BBC launches season asking 'Why Democracy?' globally

MUMBAI: The Why Democracy? season is a multimedia event – exploring the state of democracy in the world today – with the BBC at its heart.

From next month, the season will run globally on TV, radio and online, on over 40 broadcasters, in over 200 countries and territories – a potential audience of 300 million people.

In the UK, BBC Two, BBC Four, BBC World, BBC Parliament, BBC Radio 4 and BBC World Service will all run programming dedicated to the idea of democracy.

Central to the season are ten documentaries, made by filmmakers from around the world, taking a wide-ranging and in-depth look at the nature of democracy. Subjects include US torture in Afghanistan, the election of a class monitor in a Chinese primary school, Che Guevara and the Danish cartoons controversy.

Why Democracy? has teamed up with Metro Newspapers worldwide, and The Observer in the UK, to ask national leaders, celebrities and everyday people to answer ten questions about democracy. Their answers will appear online, in the press and in a series of short films. The same questions will be part of a global opinion poll.

And people all over the world can join in the discussion on the web. A global film premiere on will launch the online debate. will host discussion forums, chat rooms, educational resources and interviews with key figures who have had a direct hand in shaping democracy.

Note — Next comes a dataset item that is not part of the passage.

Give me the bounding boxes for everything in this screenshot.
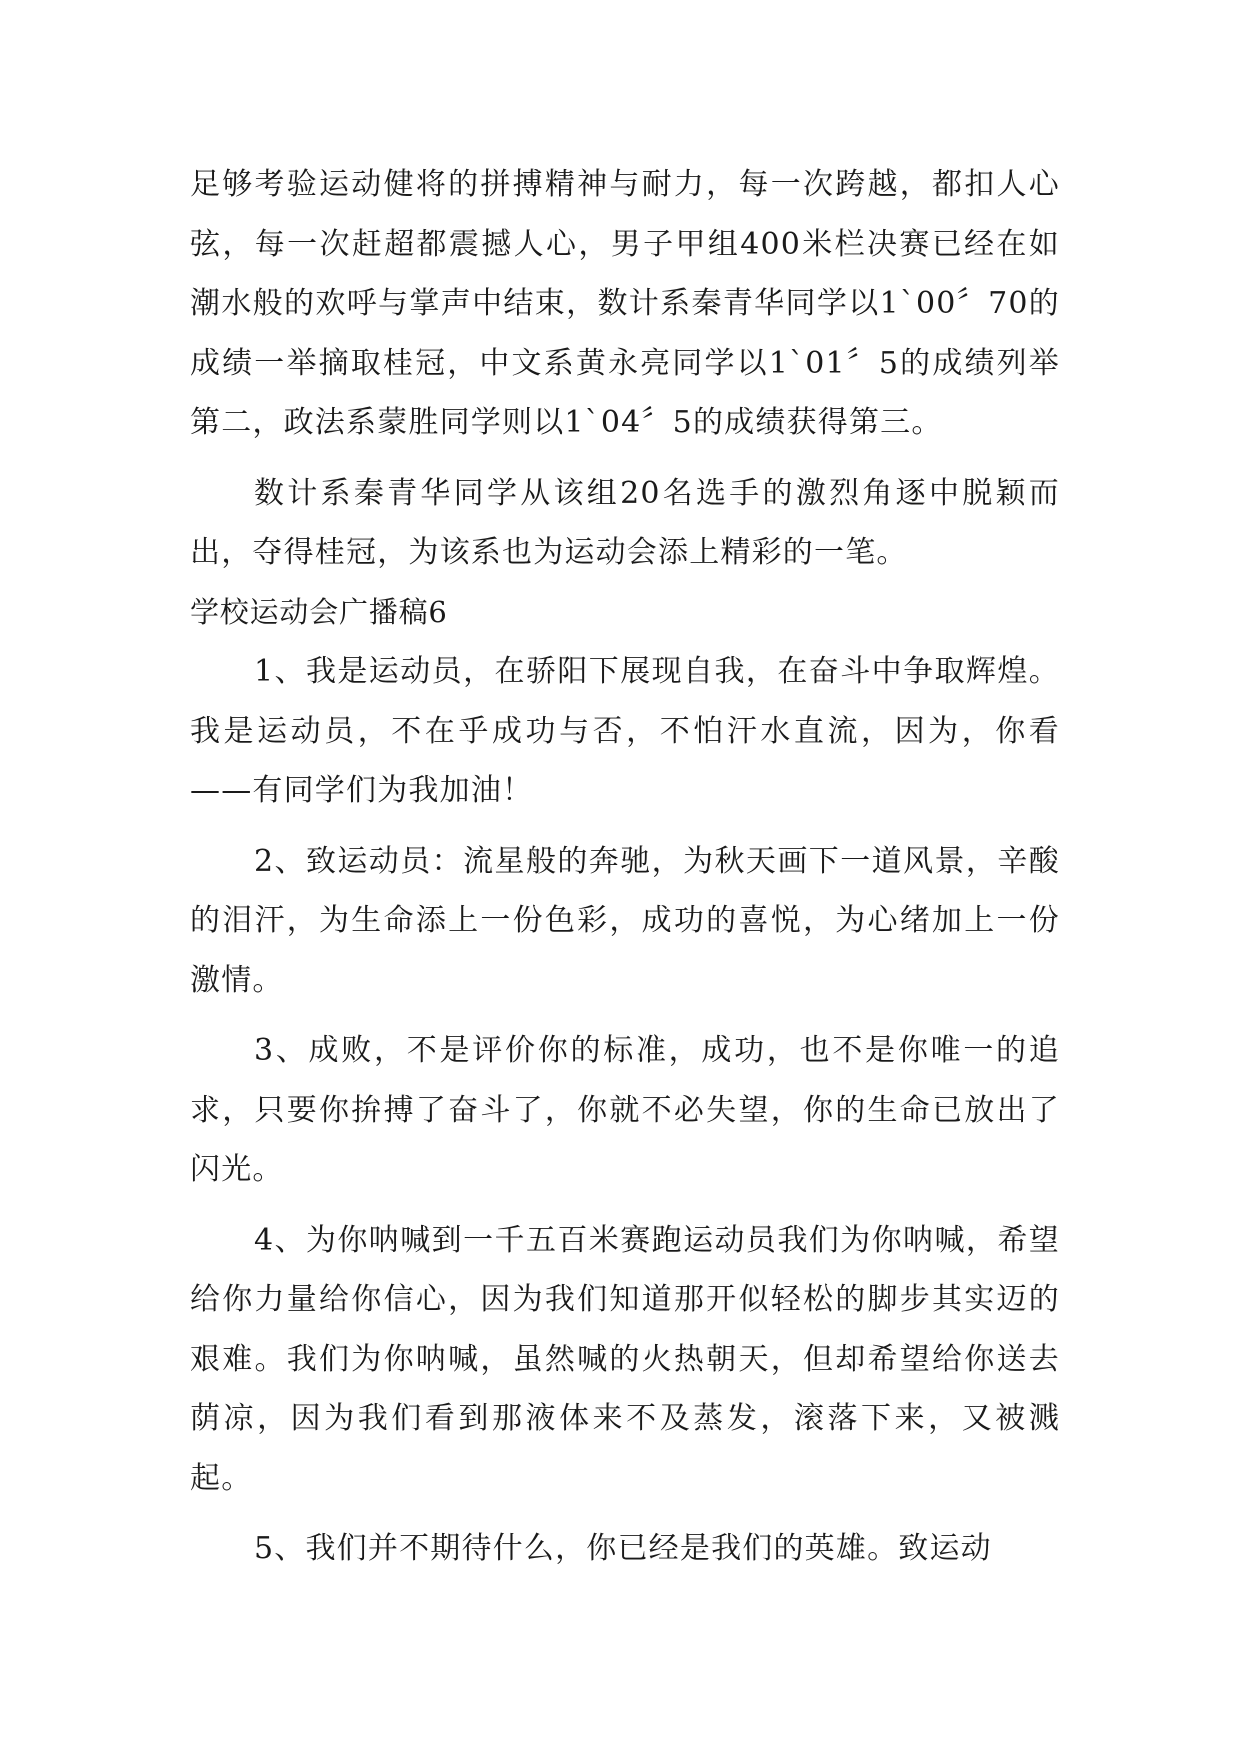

The ten films in the season include:

Please Vote For Me: Weijun Chen's comic but profound film charts the election of the class monitor in a Chinese school. At first all goes well, but soon the manipulation and dirty tricks start, posing the question of whether democracy could ever exist without them.

Looking For The Revolution: Here Rodrigo Vazquez travels to Bolivia to see whether the idea of a revolution started by Che Guevara 40 years ago is still alive today. Evo Morales seems to be trying to keep revolution on the agenda, but others wonder whether it can ever actually happen.

Taxi To The Dark Side: Dilawar, a young Afghani taxi driver, was arrested and tortured to death by United States forces in Bagram. Oscar-nominated director Alex Gibney provides a forensic account of how such abuses became possible, and finds a trail leading to the door of the White House.

Bloody Cartoons: Life and livelihood were at stake when a small Danish newspaper chose to print a selection of cartoons depicting the Prophet Muhammad. Karsten Kjaer looks at the events that followed and travels the world to question the protesters and explore their motivations. Could the Muhammad cartoons have affected the future of free speech?